Les fonctionnaires de police sortent rincés de ces épreuves. Eux aussi comptent leurs blessés. Ce sont souvent des jeunes gens issus du peuple. Un prolétariat de la sécurité. Beaucoup n’en peuvent plus et certains en veulent plus encore rêvant d’en finir une fois pour toutes avec « les nuisibles ». Le fascisme rode et guette ses proies.

On demande de condamner et si on ne le fait pas, on est complice. Une société de délation. Comment ne pas condamner l’assaut à la voiture-bélier du portail de la maison d’un maire et l’agression de sa famille.
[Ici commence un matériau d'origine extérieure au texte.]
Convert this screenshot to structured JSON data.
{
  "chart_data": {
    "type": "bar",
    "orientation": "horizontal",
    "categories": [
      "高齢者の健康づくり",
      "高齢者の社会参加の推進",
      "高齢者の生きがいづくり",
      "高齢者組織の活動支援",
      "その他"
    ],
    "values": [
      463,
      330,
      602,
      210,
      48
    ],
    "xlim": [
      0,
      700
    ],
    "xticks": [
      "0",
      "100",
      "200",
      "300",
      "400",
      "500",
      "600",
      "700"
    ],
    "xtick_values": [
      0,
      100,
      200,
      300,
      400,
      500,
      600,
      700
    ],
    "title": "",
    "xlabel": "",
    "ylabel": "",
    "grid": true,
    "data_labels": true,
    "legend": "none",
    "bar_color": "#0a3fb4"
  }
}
Évidence. Mais à quoi cela sent-il ? Car ce sont des palinodies de bonne conscience comme le sont les condoléances à la mère de Nahel.

Nous n’en sommes plus là.

Il faut que ces émeutes s’arrêtent au moindre mal pour tous. Et qu’avec empathie sinon avec lucidité s’impose la seule question qui vaille : que faire ? C’est de technologie sociale que les quartiers ont besoin. Les recettes néolibérales sont carbonisées. Que se réunissent des familles, de soutien social et scolaire en parrainage ou marrainage des femmes ou familles isolées ou en perdition. Qu’une main prenne une main. Que la médecine rentre dans les quartiers et notamment la psychiatrie car il y a une épidémie de sécession psychique, que les grands sportifs pros monitorent les clubs sportifs, que les étudiants des centres villes aident les professeurs en périphérie, cela vaudra une unité de valeur, que les maires conduisent la politique pénale dans des conseils de prévention de la violence avec les services de la justice, de la police, les services sociaux et les groupes de jeunes des quartiers ; bref, mettre les gens ensemble.

Et que soit repoussé le discours de la guerre civile qui montre son méchant museau de haine. C’est de fraternité que nous avons besoin. C’est la devise de la République qu’il faut mettre en œuvre, lever la tête, la relire et la comprendre.